Monday, February 23, 2009

On a Sidewalk in Melbourne

I run into people.

I know it happens to everyone, that there are millions of small-world stories, that travellers are particularly prone to bump into each other again and again. Sally ran into a friend she hadn't seen in years in a square in Berlin; they now work together. That kind of thing.
All this I know.

And yet, it still seems to happen to me a lot. There are the what-are-the-chances fun ones.
Twice over three days in L.A.
Or in Toronto: with the exception of this past November, every single time I've been to Toronto since moving away (at least twice a year over the past 4), at some point I run into Serena and Antonio [separately, mind you -- as far as I know, they've never met].
My last night in the city on one such visit, I was slightly disappointed that I hadn't had a chance encounter with Antonio (having bumped into Serena on Queen West), only to get on the packed subway at 2am and sit directly across from him.
Come to think of it, though, that sort of fits: we first met in New Brunswick when I was 12, through mutual friends his family was visiting. About 10 years later, I'm living in Toronto and having a pint with some friends. Antonio is the server and he puts it together.
I'm the first to admit I'm completely baby-faced and haven't changed all that much, but still, it was a dark patio. And I was a decade older. What are the chances, right?
[Side note: I end up getting a job at the same bar not a month later.]

But I digress.

Then there are the serendipitous, perfect-timing ones. Like biking past Dan in Nepean almost a year after the first and (until that point) only time we'd met, only to learn that one of his housemates had recently moved out, while I was having a hideous time trying to find a room.

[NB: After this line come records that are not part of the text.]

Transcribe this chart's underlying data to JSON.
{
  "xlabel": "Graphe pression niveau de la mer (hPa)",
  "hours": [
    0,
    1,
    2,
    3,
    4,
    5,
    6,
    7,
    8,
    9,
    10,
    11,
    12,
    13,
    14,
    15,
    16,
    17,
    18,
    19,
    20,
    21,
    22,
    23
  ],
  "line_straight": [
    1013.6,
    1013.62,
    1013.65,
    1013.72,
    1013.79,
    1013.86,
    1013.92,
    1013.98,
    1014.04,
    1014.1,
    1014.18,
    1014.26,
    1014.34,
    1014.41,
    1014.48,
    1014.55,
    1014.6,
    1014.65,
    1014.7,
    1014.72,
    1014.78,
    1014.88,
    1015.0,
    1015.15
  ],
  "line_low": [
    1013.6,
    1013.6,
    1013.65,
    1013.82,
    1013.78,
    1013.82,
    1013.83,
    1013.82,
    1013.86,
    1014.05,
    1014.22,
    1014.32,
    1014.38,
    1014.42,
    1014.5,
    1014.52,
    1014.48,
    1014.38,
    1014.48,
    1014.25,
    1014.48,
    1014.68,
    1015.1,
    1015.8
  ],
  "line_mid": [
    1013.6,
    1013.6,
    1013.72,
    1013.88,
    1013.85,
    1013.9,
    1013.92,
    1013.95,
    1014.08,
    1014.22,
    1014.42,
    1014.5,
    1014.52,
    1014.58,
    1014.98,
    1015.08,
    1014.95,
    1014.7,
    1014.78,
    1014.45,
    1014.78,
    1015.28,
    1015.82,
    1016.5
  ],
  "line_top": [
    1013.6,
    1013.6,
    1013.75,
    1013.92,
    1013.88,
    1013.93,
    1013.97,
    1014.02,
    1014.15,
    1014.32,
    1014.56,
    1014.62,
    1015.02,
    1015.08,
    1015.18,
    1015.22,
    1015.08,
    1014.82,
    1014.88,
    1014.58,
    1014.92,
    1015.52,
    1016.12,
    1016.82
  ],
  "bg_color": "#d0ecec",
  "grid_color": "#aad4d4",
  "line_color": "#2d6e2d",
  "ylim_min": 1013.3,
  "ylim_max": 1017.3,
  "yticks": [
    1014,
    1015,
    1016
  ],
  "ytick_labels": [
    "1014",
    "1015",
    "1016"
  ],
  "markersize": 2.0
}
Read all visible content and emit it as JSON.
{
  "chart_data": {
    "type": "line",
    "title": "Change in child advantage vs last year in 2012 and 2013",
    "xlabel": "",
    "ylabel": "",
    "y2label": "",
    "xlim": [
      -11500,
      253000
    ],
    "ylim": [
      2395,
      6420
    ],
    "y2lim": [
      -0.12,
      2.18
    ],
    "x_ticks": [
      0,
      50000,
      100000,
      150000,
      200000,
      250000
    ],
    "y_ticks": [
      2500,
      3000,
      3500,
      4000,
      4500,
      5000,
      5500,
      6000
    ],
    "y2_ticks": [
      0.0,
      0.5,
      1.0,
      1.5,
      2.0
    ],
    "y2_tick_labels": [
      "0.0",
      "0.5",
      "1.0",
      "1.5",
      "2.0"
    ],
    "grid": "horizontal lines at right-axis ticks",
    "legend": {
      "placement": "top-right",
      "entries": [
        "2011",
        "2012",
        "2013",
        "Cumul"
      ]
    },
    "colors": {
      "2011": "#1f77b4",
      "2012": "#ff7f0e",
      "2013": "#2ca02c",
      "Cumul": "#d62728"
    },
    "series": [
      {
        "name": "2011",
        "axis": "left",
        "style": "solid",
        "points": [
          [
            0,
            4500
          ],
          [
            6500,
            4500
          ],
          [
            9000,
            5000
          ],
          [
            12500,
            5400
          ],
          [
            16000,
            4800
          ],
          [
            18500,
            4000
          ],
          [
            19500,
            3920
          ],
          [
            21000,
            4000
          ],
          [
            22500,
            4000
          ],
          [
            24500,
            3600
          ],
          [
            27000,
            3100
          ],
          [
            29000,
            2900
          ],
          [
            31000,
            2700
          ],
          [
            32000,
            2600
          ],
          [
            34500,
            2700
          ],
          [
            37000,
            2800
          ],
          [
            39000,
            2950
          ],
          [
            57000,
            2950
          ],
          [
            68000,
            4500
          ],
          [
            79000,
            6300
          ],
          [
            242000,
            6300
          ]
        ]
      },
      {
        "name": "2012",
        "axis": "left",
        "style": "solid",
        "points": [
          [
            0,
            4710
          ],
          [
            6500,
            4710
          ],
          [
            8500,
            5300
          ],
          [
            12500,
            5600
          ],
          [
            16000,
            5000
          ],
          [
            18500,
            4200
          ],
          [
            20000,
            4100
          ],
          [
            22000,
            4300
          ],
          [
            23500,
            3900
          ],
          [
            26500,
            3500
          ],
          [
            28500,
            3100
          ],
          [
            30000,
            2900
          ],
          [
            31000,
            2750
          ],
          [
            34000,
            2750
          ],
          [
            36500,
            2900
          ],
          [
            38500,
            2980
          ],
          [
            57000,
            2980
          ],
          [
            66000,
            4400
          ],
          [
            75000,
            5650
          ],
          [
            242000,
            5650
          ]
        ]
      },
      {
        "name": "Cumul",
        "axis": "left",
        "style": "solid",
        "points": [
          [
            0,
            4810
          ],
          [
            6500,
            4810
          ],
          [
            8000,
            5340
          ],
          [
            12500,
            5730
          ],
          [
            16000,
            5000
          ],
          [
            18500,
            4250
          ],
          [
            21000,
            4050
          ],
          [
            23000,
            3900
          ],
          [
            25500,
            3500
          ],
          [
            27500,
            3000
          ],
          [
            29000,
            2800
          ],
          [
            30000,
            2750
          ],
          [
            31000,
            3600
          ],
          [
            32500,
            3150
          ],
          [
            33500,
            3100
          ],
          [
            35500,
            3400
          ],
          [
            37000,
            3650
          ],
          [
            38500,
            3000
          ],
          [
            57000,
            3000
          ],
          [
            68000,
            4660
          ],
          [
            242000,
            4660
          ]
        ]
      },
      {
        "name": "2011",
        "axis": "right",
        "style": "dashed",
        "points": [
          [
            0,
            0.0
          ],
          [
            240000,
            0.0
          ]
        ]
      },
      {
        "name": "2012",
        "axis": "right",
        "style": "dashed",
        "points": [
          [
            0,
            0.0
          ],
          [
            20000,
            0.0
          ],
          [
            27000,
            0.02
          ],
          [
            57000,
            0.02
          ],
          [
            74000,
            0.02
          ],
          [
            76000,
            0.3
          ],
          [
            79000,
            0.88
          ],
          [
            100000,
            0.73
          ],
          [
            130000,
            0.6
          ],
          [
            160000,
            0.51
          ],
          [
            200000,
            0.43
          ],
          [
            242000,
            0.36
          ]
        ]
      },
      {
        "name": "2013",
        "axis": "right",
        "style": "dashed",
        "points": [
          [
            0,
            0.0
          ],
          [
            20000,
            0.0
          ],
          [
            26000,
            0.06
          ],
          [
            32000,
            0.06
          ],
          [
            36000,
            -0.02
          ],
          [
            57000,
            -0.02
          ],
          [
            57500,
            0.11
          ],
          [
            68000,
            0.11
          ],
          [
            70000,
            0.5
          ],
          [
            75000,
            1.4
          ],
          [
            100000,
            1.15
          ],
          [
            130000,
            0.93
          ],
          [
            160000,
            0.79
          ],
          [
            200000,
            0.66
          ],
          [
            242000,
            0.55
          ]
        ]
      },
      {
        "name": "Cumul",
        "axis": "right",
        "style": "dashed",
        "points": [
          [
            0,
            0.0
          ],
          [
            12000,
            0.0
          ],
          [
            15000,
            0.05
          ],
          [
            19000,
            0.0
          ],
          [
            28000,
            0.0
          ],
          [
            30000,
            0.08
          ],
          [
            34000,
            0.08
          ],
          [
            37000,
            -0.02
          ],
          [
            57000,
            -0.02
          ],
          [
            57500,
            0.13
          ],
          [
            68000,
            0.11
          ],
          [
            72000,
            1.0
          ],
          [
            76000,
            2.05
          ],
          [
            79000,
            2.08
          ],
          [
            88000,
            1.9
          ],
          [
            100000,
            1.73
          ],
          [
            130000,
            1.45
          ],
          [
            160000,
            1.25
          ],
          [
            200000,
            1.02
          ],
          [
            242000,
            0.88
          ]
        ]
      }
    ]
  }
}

[For the a more detailed account, please consult entries from September-October 2007.]

***
February 18th

Wednesday afternoon, I'm walking down Chapel Street in St. Kilda and who should be coming toward me but Dianne and Jacqueline, the two Scottish girls from Fiji.
I thought they were in New Zealand for 6 weeks and then heading to Queensland. They didn't know I was in Melbourne.
We make plans to meet in the evening. Their intention is to stay in the city and they're on the hunt for work. I have mini-reveries the rest of the day about how great it would be to get a place all together.

When we meet up later, that's the very first thing they suggest.
What are the chances?

Guess Melbourne wants me to stick around a bit longer.